Stew says the Polytechnic course fostered his love for the marine environment and gave him the skills and inspiration to follow his dreams and goals.
“I felt like I was made to do the course. The mates I made will be mates for life and that was cemented by our camaraderie on the field trips and in the classroom. The highlight was diving after the marine invertebrates course - the marine environment opened itself up to me and what were previously pink and orange splodges of colour became identifiable species. Amazing!”

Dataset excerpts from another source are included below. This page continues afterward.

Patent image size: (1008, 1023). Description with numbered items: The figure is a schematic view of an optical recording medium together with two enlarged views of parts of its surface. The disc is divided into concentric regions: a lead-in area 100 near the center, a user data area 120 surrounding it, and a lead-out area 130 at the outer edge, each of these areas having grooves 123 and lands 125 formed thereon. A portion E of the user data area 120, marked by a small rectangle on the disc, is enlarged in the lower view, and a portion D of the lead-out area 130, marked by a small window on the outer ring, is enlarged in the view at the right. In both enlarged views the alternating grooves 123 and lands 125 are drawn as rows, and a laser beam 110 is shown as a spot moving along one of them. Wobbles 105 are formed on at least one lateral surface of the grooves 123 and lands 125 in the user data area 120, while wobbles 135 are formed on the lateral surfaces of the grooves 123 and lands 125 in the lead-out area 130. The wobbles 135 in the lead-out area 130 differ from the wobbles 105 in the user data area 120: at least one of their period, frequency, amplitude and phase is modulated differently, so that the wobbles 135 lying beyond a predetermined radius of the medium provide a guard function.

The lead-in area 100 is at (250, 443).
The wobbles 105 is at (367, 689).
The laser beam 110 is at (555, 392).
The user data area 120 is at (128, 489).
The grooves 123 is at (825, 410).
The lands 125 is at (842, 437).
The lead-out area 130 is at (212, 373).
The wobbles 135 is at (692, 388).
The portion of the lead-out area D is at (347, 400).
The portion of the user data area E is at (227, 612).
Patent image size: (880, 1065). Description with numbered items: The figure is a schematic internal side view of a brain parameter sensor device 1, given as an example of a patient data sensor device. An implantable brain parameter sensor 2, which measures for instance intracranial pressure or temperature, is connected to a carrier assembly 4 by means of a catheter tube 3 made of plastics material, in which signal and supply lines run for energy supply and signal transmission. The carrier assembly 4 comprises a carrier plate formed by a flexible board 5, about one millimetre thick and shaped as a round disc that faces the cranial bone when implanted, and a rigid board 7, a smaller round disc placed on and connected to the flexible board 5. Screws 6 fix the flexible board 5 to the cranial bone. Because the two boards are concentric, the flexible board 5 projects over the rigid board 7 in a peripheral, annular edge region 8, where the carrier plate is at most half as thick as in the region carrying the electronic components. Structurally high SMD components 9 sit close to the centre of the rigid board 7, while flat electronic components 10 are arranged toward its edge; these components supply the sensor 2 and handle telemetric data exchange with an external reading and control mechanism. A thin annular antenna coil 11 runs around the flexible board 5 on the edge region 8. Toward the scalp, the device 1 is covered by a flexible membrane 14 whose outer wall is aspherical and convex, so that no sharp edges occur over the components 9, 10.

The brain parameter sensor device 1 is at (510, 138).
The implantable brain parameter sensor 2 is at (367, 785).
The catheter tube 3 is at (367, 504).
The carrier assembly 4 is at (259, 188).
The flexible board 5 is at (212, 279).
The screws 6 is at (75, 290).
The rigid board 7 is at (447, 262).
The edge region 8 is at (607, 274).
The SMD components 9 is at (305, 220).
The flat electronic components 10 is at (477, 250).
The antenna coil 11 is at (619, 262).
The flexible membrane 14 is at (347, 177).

“My second and third year projects were studying fish aggregations on artificial reefs (ship wrecks). These were both incredible experiences. The third year project entailed organising teams of ten divers taking data at depths up to 34m. It was very nerve wracking trying to get all the elements together - the gear, the divers, the weather, the funding and good data. Pulling that off was one of the most satisfying experiences of my life. All the skills I learned in that exercise I have put to good use in my career, in business, scientific diving and clean-up work. The course also gave me excellent writing skills which, in business, I often have to use at short notice.”
Stew says his tutors were excellent – approachable, helpful, inspiring and very supportive: “There were plenty of very early starts and fingernail biting weather calls without complaint!”
He would love to complete a Masters at some point and in his spare time he enjoys Jiu Jitsu martial arts and working as a DJ.
His advice to others considering tertiary study is to find a course they are passionate about and go hard!